Top ALMS Teams Choose Michelin "No Compromise" Technology; Michelin Closes in on ALMS Milestone at Long Beach LONG BEACH, CALIF. (April 13, 2009) - Heading into the Long Beach Grand Prix, the third stop on the 2009 American Le Mans Series ...
Top ALMS Teams Choose Michelin "No Compromise" Technology; Michelin Closes in on ALMS Milestone at Long Beach
LONG BEACH, CALIF. (April 13, 2009) - Heading into the Long Beach Grand Prix, the third stop on the 2009 American Le Mans Series (ALMS) schedule, Michelin is focused on providing the tires, technical support and insights needed to give its technical partner teams a winning advantage.
It is a challenge that Michelin relishes and has met in scoring 98 overall and 291 class wins in the first 101 ALMS races, and victories in the 24 Hours of Le Mans in each of the last 11 years. Eleven of the twenty ALMS cars entered will race with MICHELIN® tires.
In addition to facing competition from multiple tire makers in the ALMS and on the European-based Le Mans Series, Michelin engineers and researchers must deal with the unique challenges presented by each car and team.
"We cannot compromise," said Karl Koenigstein, Michelin ALMS technical team leader. "Our Michelin technical partner teams respect one another and the competition, but they are here to win and they chose Michelin because they expect Michelin to help them be successful."
Like the 24 Hours of Le Mans and the European-based Le Mans Series, the American Le Mans Series is based on the concept of "open competition" meaning there is a wide diversity in the cars, engines, tires and fuels.
Audi, Acura, Peugeot, Mazda, Lola, Corvette, Porsche, Ferrari, BMW, Ford, Panoz and Dodge have all competed in one or both of the first two races of the 2009 ALMS season.

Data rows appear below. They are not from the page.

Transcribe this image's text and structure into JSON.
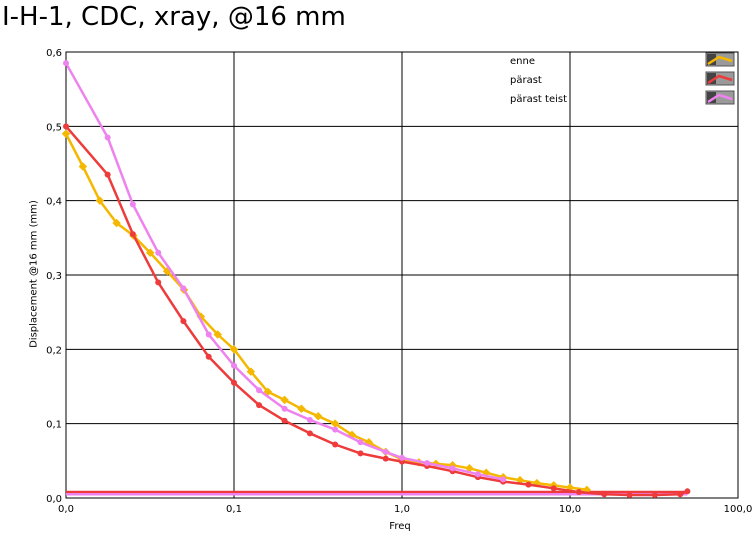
{
  "chart_data": {
    "type": "line",
    "title": "I-H-1, CDC, xray, @16 mm",
    "xlabel": "Freq",
    "ylabel": "Displacement @16 mm (mm)",
    "xscale": "log",
    "xlim": [
      0.01,
      100
    ],
    "ylim": [
      0,
      0.6
    ],
    "grid": true,
    "legend_position": "top-right",
    "xticks": [
      "0,0",
      "0,1",
      "1,0",
      "10,0",
      "100,0"
    ],
    "yticks": [
      "0,0",
      "0,1",
      "0,2",
      "0,3",
      "0,4",
      "0,5",
      "0,6"
    ],
    "series": [
      {
        "name": "enne",
        "color": "#f5b800",
        "x": [
          0.01,
          0.0126,
          0.0159,
          0.02,
          0.0252,
          0.0317,
          0.04,
          0.0504,
          0.0635,
          0.08,
          0.1,
          0.126,
          0.159,
          0.2,
          0.252,
          0.317,
          0.4,
          0.504,
          0.635,
          0.8,
          1.0,
          1.26,
          1.59,
          2.0,
          2.52,
          3.17,
          4.0,
          5.04,
          6.35,
          8.0,
          10.0,
          12.6
        ],
        "y": [
          0.49,
          0.446,
          0.4,
          0.37,
          0.353,
          0.33,
          0.305,
          0.28,
          0.244,
          0.22,
          0.2,
          0.17,
          0.143,
          0.132,
          0.12,
          0.11,
          0.1,
          0.085,
          0.075,
          0.062,
          0.052,
          0.048,
          0.046,
          0.044,
          0.04,
          0.034,
          0.028,
          0.024,
          0.02,
          0.017,
          0.014,
          0.011
        ]
      },
      {
        "name": "pärast",
        "color": "#ee3b3b",
        "x": [
          0.01,
          0.0177,
          0.025,
          0.0354,
          0.05,
          0.0707,
          0.1,
          0.141,
          0.2,
          0.283,
          0.4,
          0.566,
          0.8,
          1.0,
          1.41,
          2.0,
          2.83,
          4.0,
          5.66,
          8.0,
          11.3,
          16.0,
          22.6,
          32.0,
          45.3,
          50.0
        ],
        "y": [
          0.5,
          0.435,
          0.355,
          0.29,
          0.238,
          0.19,
          0.155,
          0.125,
          0.104,
          0.087,
          0.072,
          0.06,
          0.053,
          0.049,
          0.043,
          0.036,
          0.028,
          0.022,
          0.018,
          0.013,
          0.008,
          0.005,
          0.004,
          0.004,
          0.005,
          0.009
        ]
      },
      {
        "name": "pärast teist",
        "color": "#ee82ee",
        "x": [
          0.01,
          0.0177,
          0.025,
          0.0354,
          0.05,
          0.0707,
          0.1,
          0.141,
          0.2,
          0.283,
          0.4,
          0.566,
          0.8,
          1.0,
          1.41,
          2.0,
          2.83,
          4.0
        ],
        "y": [
          0.585,
          0.485,
          0.395,
          0.33,
          0.282,
          0.22,
          0.178,
          0.145,
          0.12,
          0.105,
          0.092,
          0.075,
          0.062,
          0.054,
          0.047,
          0.04,
          0.032,
          0.025
        ]
      }
    ],
    "baselines": [
      {
        "color": "#ee3b3b",
        "y": 0.008
      },
      {
        "color": "#ee82ee",
        "y": 0.005
      }
    ]
  }
}
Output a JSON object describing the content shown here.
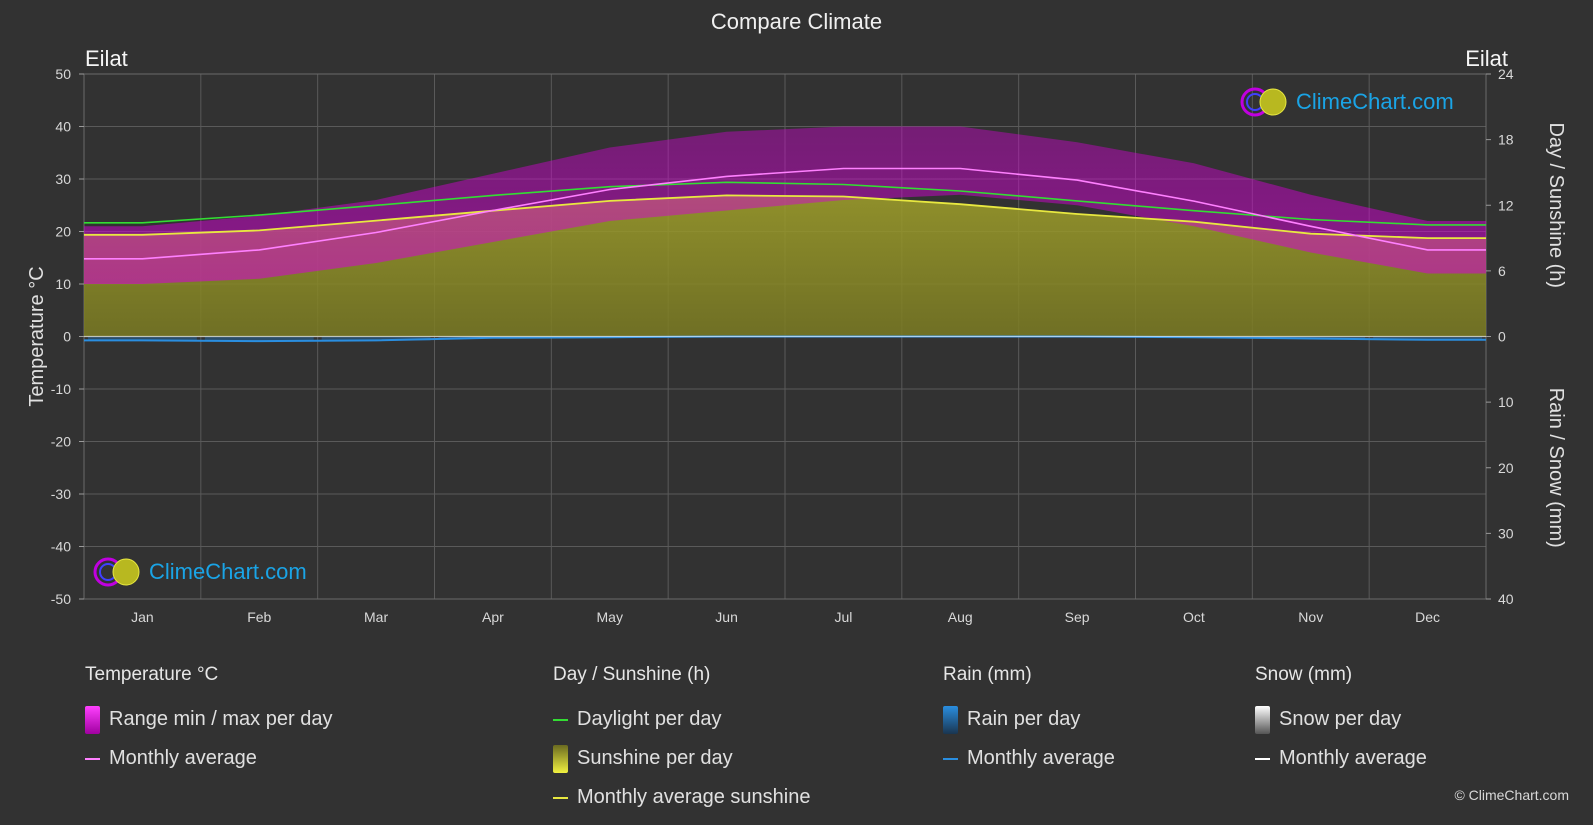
{
  "title": "Compare Climate",
  "city_left": "Eilat",
  "city_right": "Eilat",
  "brand": "ClimeChart.com",
  "copyright": "© ClimeChart.com",
  "colors": {
    "background": "#323232",
    "temp_range": "#d400d4",
    "temp_avg": "#ff80ff",
    "daylight": "#33dd33",
    "sunshine": "#9a9a2a",
    "sunshine_avg": "#e8e840",
    "rain": "#1f7fd0",
    "rain_avg": "#2a8ee0",
    "snow": "#ffffff",
    "snow_avg": "#ffffff",
    "brand": "#1aa4e6"
  },
  "legend": {
    "temperature": {
      "heading": "Temperature °C",
      "range": "Range min / max per day",
      "avg": "Monthly average"
    },
    "sunshine": {
      "heading": "Day / Sunshine (h)",
      "daylight": "Daylight per day",
      "sunshine": "Sunshine per day",
      "avg": "Monthly average sunshine"
    },
    "rain": {
      "heading": "Rain (mm)",
      "per_day": "Rain per day",
      "avg": "Monthly average"
    },
    "snow": {
      "heading": "Snow (mm)",
      "per_day": "Snow per day",
      "avg": "Monthly average"
    }
  },
  "chart_data": {
    "type": "area",
    "categories": [
      "Jan",
      "Feb",
      "Mar",
      "Apr",
      "May",
      "Jun",
      "Jul",
      "Aug",
      "Sep",
      "Oct",
      "Nov",
      "Dec"
    ],
    "y_left": {
      "label": "Temperature °C",
      "range": [
        -50,
        50
      ],
      "ticks": [
        50,
        40,
        30,
        20,
        10,
        0,
        -10,
        -20,
        -30,
        -40,
        -50
      ]
    },
    "y_right_top": {
      "label": "Day / Sunshine (h)",
      "range": [
        0,
        24
      ],
      "ticks": [
        24,
        18,
        12,
        6,
        0
      ]
    },
    "y_right_bottom": {
      "label": "Rain / Snow (mm)",
      "range": [
        0,
        40
      ],
      "ticks": [
        10,
        20,
        30,
        40
      ]
    },
    "grid": true,
    "series": [
      {
        "name": "Range min / max per day",
        "unit": "°C",
        "min": [
          10,
          11,
          14,
          18,
          22,
          24,
          26,
          27,
          25,
          21,
          16,
          12
        ],
        "max": [
          21,
          23,
          26,
          31,
          36,
          39,
          40,
          40,
          37,
          33,
          27,
          22
        ]
      },
      {
        "name": "Monthly average",
        "unit": "°C",
        "values": [
          14.8,
          16.5,
          19.8,
          24.0,
          28.0,
          30.5,
          32.0,
          32.0,
          29.8,
          25.8,
          21.0,
          16.5
        ]
      },
      {
        "name": "Daylight per day",
        "unit": "h",
        "values": [
          10.4,
          11.1,
          12.0,
          12.9,
          13.7,
          14.1,
          13.9,
          13.3,
          12.4,
          11.5,
          10.7,
          10.2
        ]
      },
      {
        "name": "Sunshine per day",
        "unit": "h",
        "values": [
          9.3,
          9.7,
          10.6,
          11.5,
          12.4,
          12.9,
          12.8,
          12.1,
          11.2,
          10.5,
          9.4,
          9.0
        ]
      },
      {
        "name": "Monthly average sunshine",
        "unit": "h",
        "values": [
          9.3,
          9.7,
          10.6,
          11.5,
          12.4,
          12.9,
          12.8,
          12.1,
          11.2,
          10.5,
          9.4,
          9.0
        ]
      },
      {
        "name": "Rain per day",
        "unit": "mm",
        "values": [
          0.6,
          0.7,
          0.6,
          0.2,
          0.1,
          0.0,
          0.0,
          0.0,
          0.0,
          0.1,
          0.3,
          0.5
        ]
      },
      {
        "name": "Snow per day",
        "unit": "mm",
        "values": [
          0,
          0,
          0,
          0,
          0,
          0,
          0,
          0,
          0,
          0,
          0,
          0
        ]
      }
    ]
  }
}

DIFFERENT CARS, ENGINES, FUELS
"We have front engine (Corvette), mid-engine (Risi Ferrari) and rear- engine (Flying Lizard Motorsports and Farnbacher Loles Porsche) cars competing in the GT category," said Koenigstein.
Michelin technical partner prototype teams (de Ferran Motorsports Acura, Patron Highcroft Acura, Lowe's Fernandez Acura and Dyson Lola Mazda) (all mid-engine) are completely different concepts.
Turbocharged, diesel, big block V8 and hybrid power are all permitted.
ALMS cars race on one of four approved fuels - clean sulfur-free diesel, E10, cellulosic E85 or gas-electric hybrid.
The dramatic new Acura LMP1 prototypes are a radical design, racing with what Michelin calls a 'square' fitment, meaning the same size tires on both the front and the rear of the car. The Acura LMP2 car and the Mazda Lola coupe, an enclosed cockpit with a full canopy, run a more traditional fitment with front tires that are two inches narrower and two inches shorter than the LMP1 Acura.
The LMP1 Patron Highcroft and de Ferran Motorsports Acuras, the LMP2 Lowe's Fernandez Acura and both Dyson BP Mazda Lolas will likely race with MICHELIN® "Street Soft" tires, which were developed for the prototype class.
"These are the softest tires that Michelin has ever raced in the ALMS and provides our prototype teams additional grip without compromising tire life or wear," said Koenigstein. "Unlike most soft tires, these Michelin street soft tires maintain consistency and do not wear out faster than our traditional race tires. We often see the lap times improve on longer runs."
Introduced at the 2008 St. Petersburg ALMS event, the MICHELIN® "Street Soft" tires carried Audi to the LMP1 and overall victory and the Patron Highcroft Acura to the LMP2 victory at the 2008 Long Beach Grand Prix and the LMP1 victory at the 2009 Acura Sports Car Challenge in St. Petersburg.
The Michelin GT technical partners from Corvette, Flying Lizard Motorsports Porsche, Farnbacher Loles Porsche and Risi Competizione Ferrari may well go in a different direction for the 100 minute Long Beach race. "The GT cars can go a bit longer on a stint (full load of fuel) so they may choose a slightly harder Michelin tire and try to do the entire race without changing tires," said Koenigstein. Not changing tires saves about 15 seconds in the pits (ALMS rules do not permit refueling and tire changes at the same time). That strategy worked last year for the GT2 winning Ferrari (Michelin team).